Imagine my surprise when that “right” client never materialized. Instead, a developer with whom I had been working for several years called and asked if the project upon which we were working could be LEED certified. Success! As you might imagine, he was not willing to pay much more for the privilege of doing the right thing (mostly because I had convinced him that being a little more environmentally sensitive did not necessarily cost more than his normal high quality building) but he wanted to explore the concept. My career had taken a giant stride and I had just passed through what I now define as one of the most successful moments in my professional life. But that was not all. While working on another 130,000 square foot LEED project a year later with the same developer he turned to me and asked “What is this going to do to the neighborhood?” Naturally, I thought he was inquiring about where the next spin-off project would be. “No,” he said “what will this do TO the neighborhood?’ I sat their open-mouthed in astonishment and one word formed in my mind “SUCCESS”. He was really asking “Is this community going to be more or less livable as a result of this project?” He just didn’t know the architectural euphemisms.

I don’t know if my developer/client has really become concerned about the world in a way we would like, but I do know this: six years after I made enough noise about livable communities to be considered some sort of spokesperson for the concept, I finally have a client and project that may actually make a difference in our world. Interestingly, both are the product of a long journey and some considerable effort. I consider both the development of the individual and the project as two of my greatest achievements.

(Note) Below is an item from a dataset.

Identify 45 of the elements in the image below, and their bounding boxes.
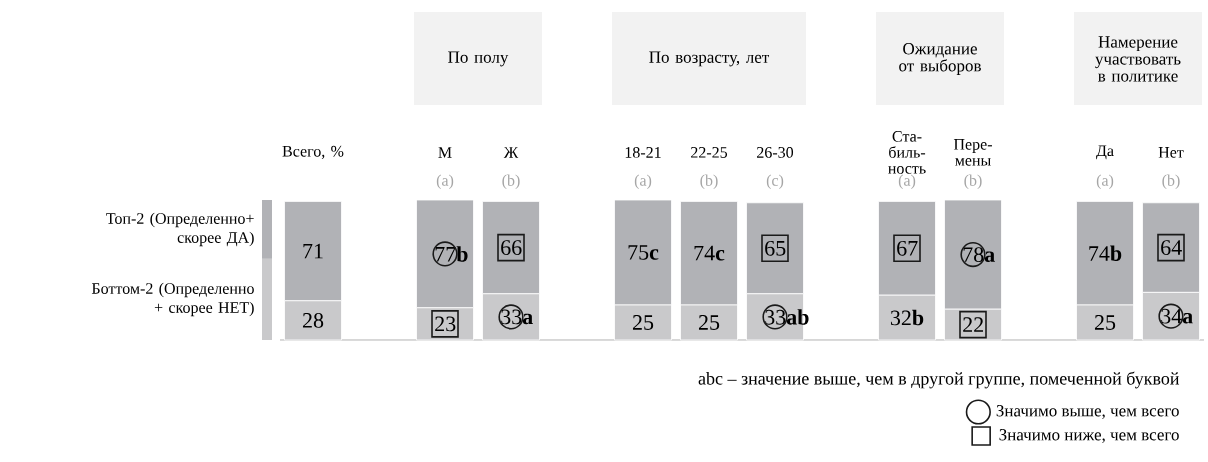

Sure, there are opportunities to go to work for architectural powerhouse with established sustainable design practices, but this may not be a feasible option for us mid-career types. More likely we will run across a (true) scenario like the following. Questioned by a developer/client about why we wanted to add a particular engineering firm to our team we explained their various strengths and added “they are very adept at incorporating sustainable design elements and technologies into their mechanical systems.” To which the developer replied in all seriousness “That is reason enough to fire them, right there.” True to form, they have not let us add this engineer to our team for their project. Undaunted, we go forward.

For most of the architectural community; we will create sustainable clients and then sustainable and livable communities. After all, architecture is not about steel and glass or straw bales and solar panels; it is about people. You, me, and our clients doing the right thing to bring success to all of us.